Aus Sprache werden grafische Prozessmodelle: AuraFlows hat echtes Zeitsparpotenzial.
(Bildquelle: Bildquelle: SUMM AI/Auraflows)
Mit AuraFlows bringt das Münchner GovTech-Unternehmen SUMM AI eine neue KI-Lösung auf den Markt, die Verwaltungsprozesse schnell und mit geringem Aufwand dokumentieren kann – per Spracheingabe, mit Stichpunkten oder mit Freitext. Die Anwendung generiert aus diesen Vorgaben automatisch ein standardisiertes grafisches Modell des Prozesses. So können Prozesse für verschiedenste Beteiligte nachvollziehbar abgebildet und weiterverwendet werden, etwa für interne Prozessarbeit, Optimierung oder Digitalisierungsvorhaben. Die Lösung schaffe strukturelle Klarheit und unterstütze den Wissenstransfer innerhalb von Behörden, so SUMM AI.

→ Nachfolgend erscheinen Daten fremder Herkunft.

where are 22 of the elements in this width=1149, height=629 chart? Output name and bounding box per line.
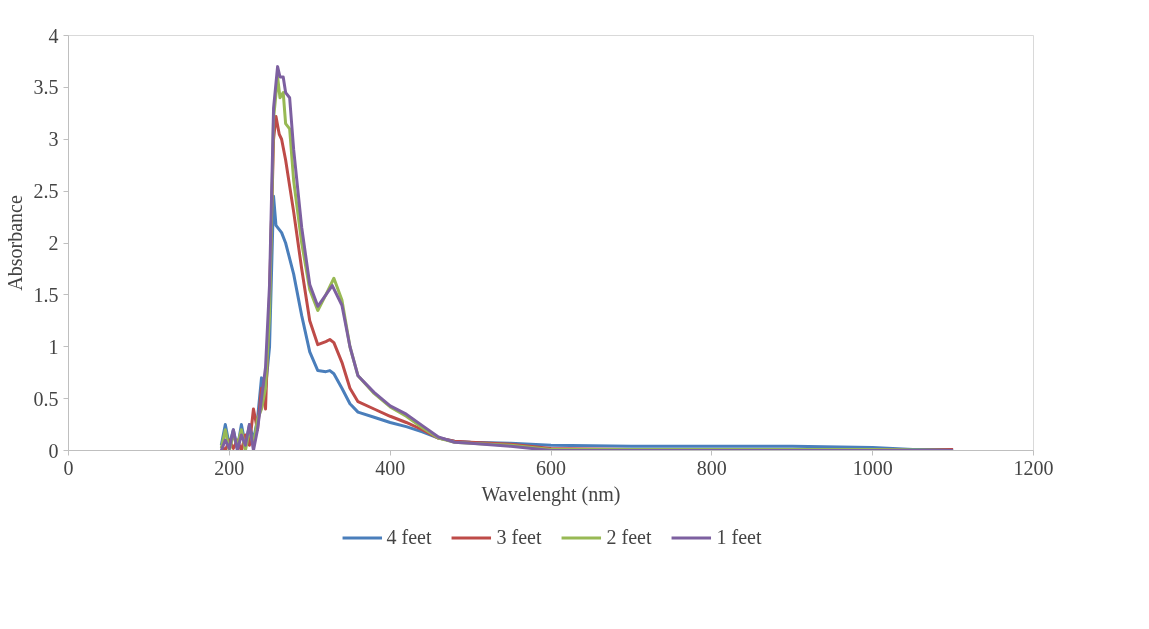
y-tick-label: 2 [48, 232, 59, 254]
x-tick-label: 600 [536, 456, 566, 479]
y-tick-label: 0 [48, 439, 59, 462]
legend-label: 4 feet [386, 525, 432, 549]
y-tick-label: 1.5 [33, 283, 59, 306]
y-tick-label: 2.5 [33, 180, 59, 203]
legend-label: 1 feet [716, 525, 762, 549]
x-tick-label: 200 [214, 456, 245, 479]
legend-label: 3 feet [496, 525, 542, 549]
y-tick-label: 0.5 [33, 387, 59, 410]
y-tick-label: 3 [48, 128, 59, 151]
y-tick-label: 4 [48, 24, 59, 47]
x-tick-label: 1000 [852, 456, 893, 479]
legend-label: 2 feet [606, 525, 652, 549]
x-tick-label: 800 [696, 456, 727, 479]
y-tick-label: 3.5 [33, 76, 59, 99]
x-tick-label: 400 [375, 456, 406, 479]
y-axis-title: Absorbance [3, 195, 26, 291]
x-tick-label: 0 [63, 456, 74, 479]
x-axis-title: Wavelenght (nm) [481, 482, 621, 506]
x-tick-label: 1200 [1013, 456, 1054, 479]
y-tick-label: 1 [48, 335, 59, 358]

Schnell zum Prozess statt mühsam modellieren
Entwickelt wurde AuraFlows speziell für Kommunalverwaltungen. Diese stehen bei der Digitalisierung oft vor derselben Hürde: Prozesse sind nicht dokumentiert oder nur schwer nachvollziehbar. Prozesswissen soll idealerweise schnell, verständlich und standardisiert erfasst werden – ohne komplizierte Tools oder aufwendige Schulungen. Dort setzt AuraFlows an: Nutzer beschreiben einen Ablauf in ihren eigenen Worten, per Mikrofon oder Texteingabe – die KI übersetzt das automatisch in ein BPMN-2.0-Modell. „Es ist so easy wie eine Sprachnachricht – und spart uns enorm viel Zeit“, berichtet Sebastian Lamers, bei der Stadt Emmerich am Rhein für Prozessmanagement und Digitalisierung zuständig. Das Modell kann im Anschluss als XML-Datei exportiert und in Prozessmanagement-Tools weiterbearbeitet werden, beispielsweise in PICTURE, Signavio oder anderen BPMN-kompatiblen Anwendungen. Amelie Nägele vom Landratsamt Unterallgäu verweist auf die Zeitersparnis: „Was sonst Monate dauert, ist jetzt in unter zwei Stunden erledigt – und das mit deutlich besserer Teamtransparenz.“
Reges Interesse bei Pilotkunden
In enger Zusammenarbeit mit den Pilotkunden wird das Tool aktuell weiterentwickelt. Interessierte Verwaltungen können sich ab sofort für den Produktivstart vormerken lassen. Die erste Pilotkohorte mit 20 Kommunen war innerhalb weniger Wochen vollständig belegt – unter anderem mit den Städten Emmerich und Heilbronn sowie dem Landkreis Unterallgäu. „Die Nachfrage bestätigt, dass wir an einem echten Pain Point arbeiten. Die Verwaltungen wollen keine komplizierten Werkzeuge mehr – sondern intuitive Lösungen, die sofort entlasten“, betont Vanessa Theel, Mitgründerin und Geschäftsführerin von SUMM AI.